Da 2,2 miliardi a 795 milioni: incertezze e rischi per i progetti già avviati

Una riduzione drastica che scuote il settore della transizione energetica. Il Ministero dell’Ambiente e della Sicurezza Energetica (MASE) ha ufficializzato il 21 novembre 2025 il taglio della dotazione PNRR destinata alle Comunità Energetiche Rinnovabili (CER), che scende da 2,2 miliardi a circa 795,5 milioni di euro. Un taglio del 64% che arriva a ridosso della scadenza del bando, gettando nel caos amministrazioni locali, cittadini e operatori del settore.

I progetti a rischio e le prime reazioni
Il taglio mette a rischio centinaia di progetti tecnicamente pronti ma ora potenzialmente privi di copertura finanziaria. Le CER, considerate un pilastro della strategia italiana per l’autoconsumo collettivo e la decarbonizzazione, si ritrovano ora in una posizione di incertezza critica. Comuni e soggetti aggregatori avevano già sostenuto investimenti in progettazione e assistenza tecnica, confidando sui 2,2 miliardi originariamente previsti.

Associazioni di categoria lanciano l’allarme: l’assenza di informazioni chiare su domande ammissibili, graduatorie e criteri di selezione rischia di paralizzare una filiera che coinvolge progettisti, imprese impiantistiche, tecnici e fornitori di servizi energetici. C’è anche il timore che la fiducia nello strumento delle CER venga compromessa, proprio quando il quadro normativo stava diventando stabile e la misura entrava a regime.

La posizione del Governo: “riallineamento responsabile”
Il Governo difende la rimodulazione come un atto di “responsabilità contabile”. Secondo il MASE, la riduzione serve ad evitare lo spreco di risorse, spostando fondi da misure con potenziali eccedenze verso interventi più bisognosi all’interno del PNRR, e a prevenire il rischio di “reversal” da parte della Commissione europea.

Inoltre, secondo i dati del Ministero, l’obiettivo di nuova capacità FER associata alle CER (1.730 MW) risulta già superato con oltre 1.759 MW installati, rendendo teoricamente sufficiente la nuova dotazione per il raggiungimento del target energetico.

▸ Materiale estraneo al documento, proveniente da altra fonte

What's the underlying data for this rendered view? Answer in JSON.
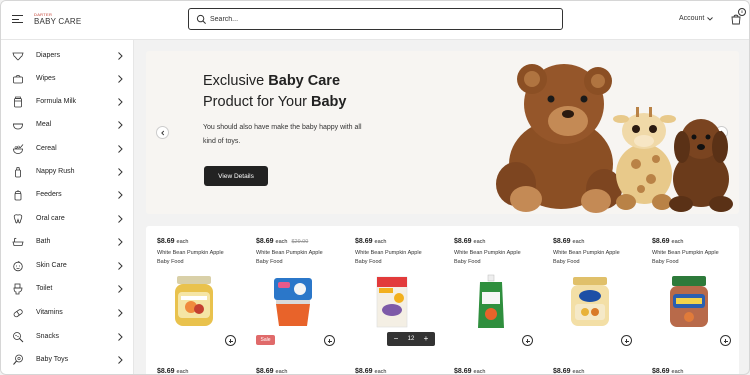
{
  "header": {
    "logo_top": "DARTER",
    "logo_main": "BABY CARE",
    "search_placeholder": "Search...",
    "account_label": "Account",
    "cart_count": "0"
  },
  "sidebar": {
    "items": [
      {
        "label": "Diapers",
        "icon": "diaper-icon"
      },
      {
        "label": "Wipes",
        "icon": "wipes-icon"
      },
      {
        "label": "Formula Milk",
        "icon": "formula-milk-icon"
      },
      {
        "label": "Meal",
        "icon": "meal-bowl-icon"
      },
      {
        "label": "Cereal",
        "icon": "cereal-bowl-icon"
      },
      {
        "label": "Nappy Rush",
        "icon": "bottle-icon"
      },
      {
        "label": "Feeders",
        "icon": "feeder-icon"
      },
      {
        "label": "Oral care",
        "icon": "tooth-icon"
      },
      {
        "label": "Bath",
        "icon": "bathtub-icon"
      },
      {
        "label": "Skin Care",
        "icon": "baby-face-icon"
      },
      {
        "label": "Toilet",
        "icon": "toilet-icon"
      },
      {
        "label": "Vitamins",
        "icon": "vitamins-icon"
      },
      {
        "label": "Snacks",
        "icon": "snacks-icon"
      },
      {
        "label": "Baby Toys",
        "icon": "rattle-icon"
      }
    ]
  },
  "hero": {
    "title_line1_pre": "Exclusive ",
    "title_line1_bold": "Baby Care",
    "title_line2_pre": "Product for Your ",
    "title_line2_bold": "Baby",
    "subtitle": "You should also have make the baby happy with all kind of toys.",
    "button_label": "View Details"
  },
  "products": {
    "items": [
      {
        "price": "$8.69",
        "each": "each",
        "old_price": "",
        "name": "White Bean Pumpkin Apple Baby Food",
        "sale": "",
        "image": "jar-yellow"
      },
      {
        "price": "$8.69",
        "each": "each",
        "old_price": "$29.00",
        "name": "White Bean Pumpkin Apple Baby Food",
        "sale": "Sale",
        "image": "tub-orange"
      },
      {
        "price": "$8.69",
        "each": "each",
        "old_price": "",
        "name": "White Bean Pumpkin Apple Baby Food",
        "sale": "",
        "image": "cereal-box",
        "quantity": "12"
      },
      {
        "price": "$8.69",
        "each": "each",
        "old_price": "",
        "name": "White Bean Pumpkin Apple Baby Food",
        "sale": "",
        "image": "pouch-green"
      },
      {
        "price": "$8.69",
        "each": "each",
        "old_price": "",
        "name": "White Bean Pumpkin Apple Baby Food",
        "sale": "",
        "image": "jar-hero"
      },
      {
        "price": "$8.69",
        "each": "each",
        "old_price": "",
        "name": "White Bean Pumpkin Apple Baby Food",
        "sale": "",
        "image": "jar-green-lid"
      }
    ],
    "next_row_prices": [
      "$8.69",
      "$8.69",
      "$8.69",
      "$8.69",
      "$8.69",
      "$8.69"
    ]
  },
  "colors": {
    "primary_dark": "#222222",
    "sale_badge": "#e06a6a",
    "background": "#f2f2f2"
  }
}
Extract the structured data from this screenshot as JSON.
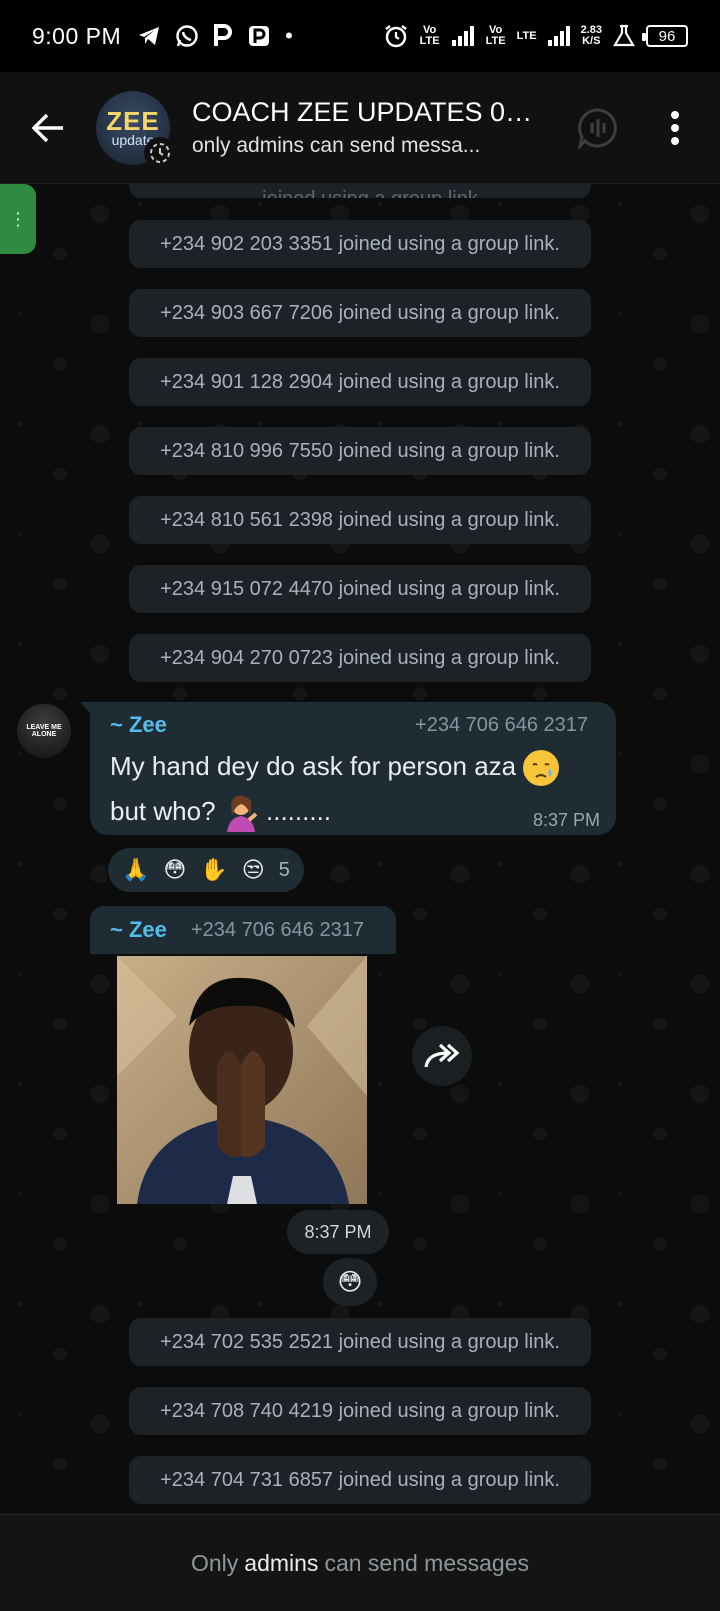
{
  "status_bar": {
    "time": "9:00 PM",
    "left_icons": [
      "telegram-icon",
      "whatsapp-icon",
      "p-icon",
      "p-outline-icon",
      "dot-icon"
    ],
    "network_labels": [
      "Vo LTE",
      "Vo LTE",
      "LTE"
    ],
    "speed": "2.83",
    "speed_unit": "K/S",
    "battery": "96"
  },
  "header": {
    "title": "COACH ZEE UPDATES 00...",
    "subtitle": "only admins can send messa...",
    "avatar_text_line1": "ZEE",
    "avatar_text_line2": "update"
  },
  "system_messages_top": [
    "+234 902 203 3351 joined using a group link.",
    "+234 903 667 7206 joined using a group link.",
    "+234 901 128 2904 joined using a group link.",
    "+234 810 996 7550 joined using a group link.",
    "+234 810 561 2398 joined using a group link.",
    "+234 915 072 4470 joined using a group link.",
    "+234 904 270 0723 joined using a group link."
  ],
  "message": {
    "avatar_text": "LEAVE ME ALONE",
    "sender": "~ Zee",
    "sender_number": "+234 706 646 2317",
    "text_line1": "My hand dey do ask for person aza",
    "text_line2": "but who?",
    "text_trailing": ".........",
    "time": "8:37 PM",
    "reactions": [
      "🙏",
      "😳",
      "✋",
      "😒"
    ],
    "reaction_count": "5"
  },
  "photo_message": {
    "sender": "~ Zee",
    "sender_number": "+234 706 646 2317",
    "time": "8:37 PM",
    "reaction": "😳"
  },
  "system_messages_bottom": [
    "+234 702 535 2521 joined using a group link.",
    "+234 708 740 4219 joined using a group link.",
    "+234 704 731 6857 joined using a group link."
  ],
  "footer": {
    "prefix": "Only",
    "emphasis": "admins",
    "suffix": "can send messages"
  }
}
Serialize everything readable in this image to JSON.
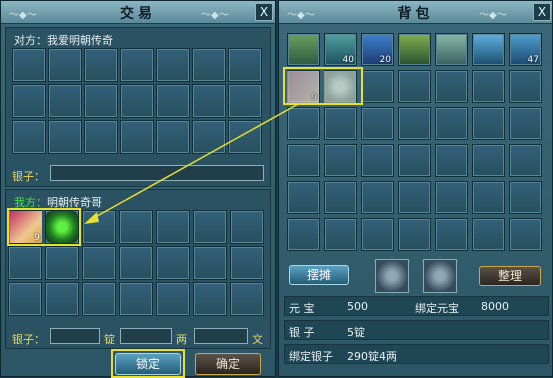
{
  "trade": {
    "title": "交易",
    "close_label": "X",
    "other_label": "对方：我爱明朝传奇",
    "other_silver_label": "银子：",
    "me_prefix": "我方：",
    "me_name": "明朝传奇哥",
    "me_silver_label": "银子：",
    "unit_ding": "锭",
    "unit_liang": "两",
    "unit_wen": "文",
    "lock_button": "锁定",
    "confirm_button": "确定",
    "my_items": [
      {
        "icon": "scroll-ticket-icon",
        "count": "9"
      },
      {
        "icon": "green-gem-icon",
        "count": ""
      }
    ]
  },
  "bag": {
    "title": "背包",
    "close_label": "X",
    "top_items": [
      {
        "icon": "green-pouch-icon",
        "count": ""
      },
      {
        "icon": "green-potion-icon",
        "count": "40"
      },
      {
        "icon": "blue-potion-icon",
        "count": "20"
      },
      {
        "icon": "green-bottle-icon",
        "count": ""
      },
      {
        "icon": "bracelet-icon",
        "count": ""
      },
      {
        "icon": "blue-scroll-icon",
        "count": ""
      },
      {
        "icon": "blue-book-icon",
        "count": "47"
      }
    ],
    "faded_items": [
      {
        "icon": "scroll-ticket-icon",
        "count": "9"
      },
      {
        "icon": "green-gem-icon",
        "count": ""
      }
    ],
    "stall_button": "摆摊",
    "sort_button": "整理",
    "stats": {
      "yuanbao_label": "元  宝",
      "yuanbao_value": "500",
      "bound_yuanbao_label": "绑定元宝",
      "bound_yuanbao_value": "8000",
      "silver_label": "银  子",
      "silver_value": "5锭",
      "bound_silver_label": "绑定银子",
      "bound_silver_value": "290锭4两"
    }
  }
}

Va ricordato che già nella revisione del 2023, il sostegno alle CER è passato da prestiti al 100% a contributi a fondo perduto con una copertura massima del 40%, in linea con la normativa europea sugli aiuti di Stato.

Interrogazioni parlamentari e richieste di chiarimento
La riduzione ha acceso anche il dibattito politico. In Parlamento, l’On. Pavanelli ha presentato un’interrogazione per chiedere chiarimenti su diversi fronti: la reale destinazione dei fondi tagliati, gli effetti sulle domande già presentate, le tutele per gli investimenti già sostenuti e l’eventuale integrazione del budget con risorse nazionali o europee.
Le richieste si sommano a quelle delle associazioni di settore, che temono che la rimodulazione possa trasformarsi in una discontinuità improvvisa per chi ha impostato le strategie sulla base della dotazione iniziale.

Prospettive future e nodi irrisolti
Il MASE ha dichiarato di voler monitorare attentamente i progetti ammissibili ma non finanziabili, valutando eventuali interventi di rifinanziamento tramite altri strumenti. Tuttavia, resta incerto quanti progetti potranno effettivamente accedere ai fondi residui e con quali tempistiche.

In un contesto già complesso, la riduzione del budget rappresenta un ostacolo serio alla piena implementazione delle CER, mettendo alla prova la coerenza tra gli obiettivi climatici dichiarati e le politiche economiche attuate. Resta da capire se e come il Governo riuscirà a ricostruire la fiducia in uno strumento considerato strategico per la transizione energetica nei territori.